Looking back through the lens of 2022 technology, the mere suggestion that Y2K was actually a thing seems far-fetched. But I do not recall the potential disaster and real-life preparation needed to avoid it, being unreasonably difficult to convince the public either was real. No one called me crazy. No one accused the agency of fear mongering. There was no partisan or cultural divide that impacted the issue at all. Nor should there have been.
In “Don’t Look Up,” Jennifer Lawrence plays Kate Dibiasky, a doctoral student in astronomy at Michigan State. She discovers a comet speeding toward Earth. Her professor, Dr. Randall Mindy, played by Leonardo DiCaprio, runs the calculations that confirm the “Dibiasky Comet” will crash into the Pacific Ocean off the coast of Chilé. These scientists even knew the exact time the certain impact would occur, and every other scientist in the field confirmed the data to be correct.

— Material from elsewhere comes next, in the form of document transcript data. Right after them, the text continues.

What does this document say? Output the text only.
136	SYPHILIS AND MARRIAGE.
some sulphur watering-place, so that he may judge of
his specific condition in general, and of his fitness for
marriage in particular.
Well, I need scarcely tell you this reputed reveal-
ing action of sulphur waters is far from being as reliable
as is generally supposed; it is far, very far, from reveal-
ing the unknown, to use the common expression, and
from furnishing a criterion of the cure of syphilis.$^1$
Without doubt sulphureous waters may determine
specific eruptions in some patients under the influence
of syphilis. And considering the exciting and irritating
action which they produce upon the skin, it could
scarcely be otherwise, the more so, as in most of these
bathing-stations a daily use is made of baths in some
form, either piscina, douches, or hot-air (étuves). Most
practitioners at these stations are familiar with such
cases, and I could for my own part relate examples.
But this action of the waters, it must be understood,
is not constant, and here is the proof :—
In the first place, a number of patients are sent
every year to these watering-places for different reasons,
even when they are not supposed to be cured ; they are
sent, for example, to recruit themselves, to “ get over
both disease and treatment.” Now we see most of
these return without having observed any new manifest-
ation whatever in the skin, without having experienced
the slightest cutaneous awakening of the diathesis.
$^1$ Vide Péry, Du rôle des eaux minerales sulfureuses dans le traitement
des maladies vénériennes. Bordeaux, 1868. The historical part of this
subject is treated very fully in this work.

What turns out to be the satirical challenge in the movie is getting anyone, including the President of the United States to take the certain disaster seriously. Its threat is only viewed through the lens of how it can serve the politics or profit of the moment, no matter how those shallow interests might change. Not through a lens of humanity, science or service.
Sound familiar?
In an interview on December 17 with WSBT 22 in South Bend, Indiana Attorney General Todd Rokita said regarding the current COVID-19 surge, “I don’t believe any numbers anymore.” Luckily, the oft misspoken politico has taken a good amount of heat for this ludicrous statement from hospital CEOs, Governor Eric Holcomb and countless rational Hoosiers. Rokita’s stunningly ignorant remarks sounded very much like President Orlean in the movie, played by Meryl Streep, when she says telling people that they are going to die is “just nuts.”

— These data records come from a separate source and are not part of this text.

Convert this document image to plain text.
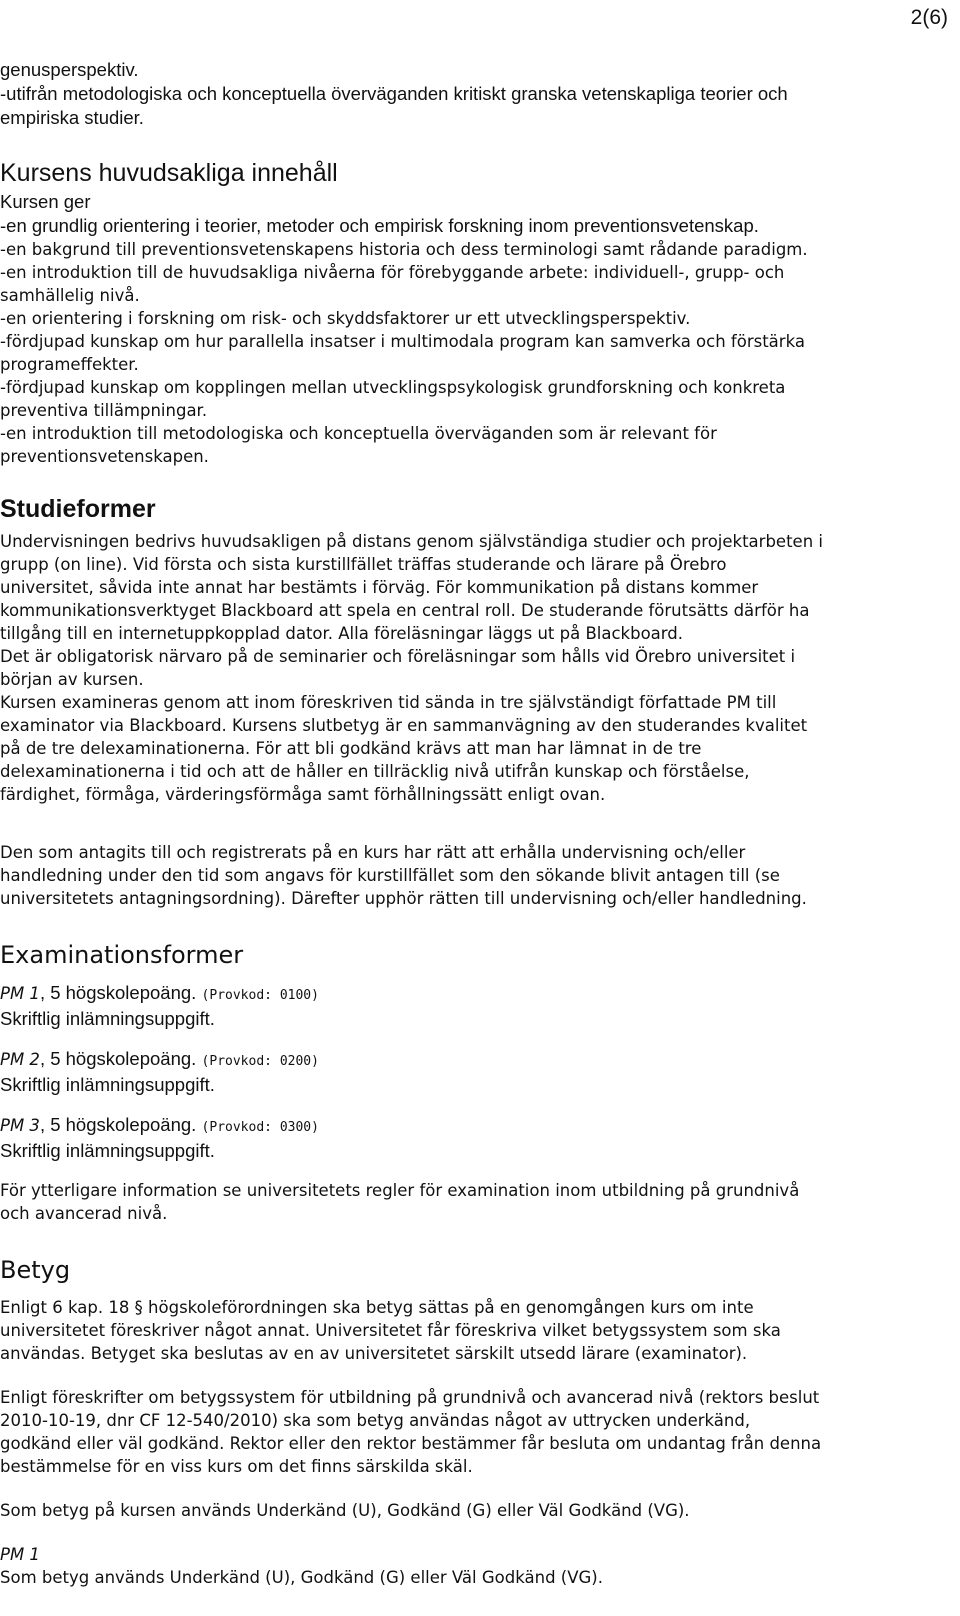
2(6)
genusperspektiv.
-utifrån metodologiska och konceptuella överväganden kritiskt granska vetenskapliga teorier och
empiriska studier.
Kursens huvudsakliga innehåll
Kursen ger
-en grundlig orientering i teorier, metoder och empirisk forskning inom preventionsvetenskap.
-en bakgrund till preventionsvetenskapens historia och dess terminologi samt rådande paradigm.
-en introduktion till de huvudsakliga nivåerna för förebyggande arbete: individuell-, grupp- och
samhällelig nivå.
-en orientering i forskning om risk- och skyddsfaktorer ur ett utvecklingsperspektiv.
-fördjupad kunskap om hur parallella insatser i multimodala program kan samverka och förstärka
programeffekter.
-fördjupad kunskap om kopplingen mellan utvecklingspsykologisk grundforskning och konkreta
preventiva tillämpningar.
-en introduktion till metodologiska och konceptuella överväganden som är relevant för
preventionsvetenskapen.
Studieformer
Undervisningen bedrivs huvudsakligen på distans genom självständiga studier och projektarbeten i
grupp (on line). Vid första och sista kurstillfället träffas studerande och lärare på Örebro
universitet, såvida inte annat har bestämts i förväg. För kommunikation på distans kommer
kommunikationsverktyget Blackboard att spela en central roll. De studerande förutsätts därför ha
tillgång till en internetuppkopplad dator. Alla föreläsningar läggs ut på Blackboard.
Det är obligatorisk närvaro på de seminarier och föreläsningar som hålls vid Örebro universitet i
början av kursen.
Kursen examineras genom att inom föreskriven tid sända in tre självständigt författade PM till
examinator via Blackboard. Kursens slutbetyg är en sammanvägning av den studerandes kvalitet
på de tre delexaminationerna. För att bli godkänd krävs att man har lämnat in de tre
delexaminationerna i tid och att de håller en tillräcklig nivå utifrån kunskap och förståelse,
färdighet, förmåga, värderingsförmåga samt förhållningssätt enligt ovan.
Den som antagits till och registrerats på en kurs har rätt att erhålla undervisning och/eller
handledning under den tid som angavs för kurstillfället som den sökande blivit antagen till (se
universitetets antagningsordning). Därefter upphör rätten till undervisning och/eller handledning.
Examinationsformer
PM 1, 5 högskolepoäng. (Provkod: 0100)
Skriftlig inlämningsuppgift.
PM 2, 5 högskolepoäng. (Provkod: 0200)
Skriftlig inlämningsuppgift.
PM 3, 5 högskolepoäng. (Provkod: 0300)
Skriftlig inlämningsuppgift.
För ytterligare information se universitetets regler för examination inom utbildning på grundnivå
och avancerad nivå.
Betyg
Enligt 6 kap. 18 § högskoleförordningen ska betyg sättas på en genomgången kurs om inte
universitetet föreskriver något annat. Universitetet får föreskriva vilket betygssystem som ska
användas. Betyget ska beslutas av en av universitetet särskilt utsedd lärare (examinator).
Enligt föreskrifter om betygssystem för utbildning på grundnivå och avancerad nivå (rektors beslut
2010-10-19, dnr CF 12-540/2010) ska som betyg användas något av uttrycken underkänd,
godkänd eller väl godkänd. Rektor eller den rektor bestämmer får besluta om undantag från denna
bestämmelse för en viss kurs om det finns särskilda skäl.
Som betyg på kursen används Underkänd (U), Godkänd (G) eller Väl Godkänd (VG).
PM 1
Som betyg används Underkänd (U), Godkänd (G) eller Väl Godkänd (VG).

51 countries have a higher percentage of their populations vaccinated than the United States. Countries like Cambodia and Nicaragua are better at this than we have been. Not because we don’t have the resources or ability to do better, but because more than a third of our population chooses not to believe an undeniable truth.
Neil deGrasse Tyson commented about the satirical film on Tuesday via Twitter. He said, “Everything I know about news cycles, talk shows, social media and politics tells me the film was instead a documentary.”
People gambling against COVID-19 have been repeatedly making a bad bet. It’s a bad bet because even in their fantasy world of personal choices, they win almost nothing if they are right. They lose possibly everything if they are wrong.
Many already have. Many more still will.
Thanks for speaking and writing the TRUTH
I was part of a team working to identify all the Y2K vulnerabilities in a very large system so they could be fixed.
When Y2K came and went, there was no thanks, no “way to go, guys.”My boss actually got mad because we all had “cried wolf” and it was “really nothing. “
There’s not a doubt in my mind that today, he’s part of the “Don’t Look Up” mindset.
Thank you for sharing–we should start a Y2K alumni club!
Another column hits the 🎯
I will never understand the disconnect. Even though my unvaccinated sister has been hospitalized for 75 days, her kids & grandkids are still mostly unvaccinated.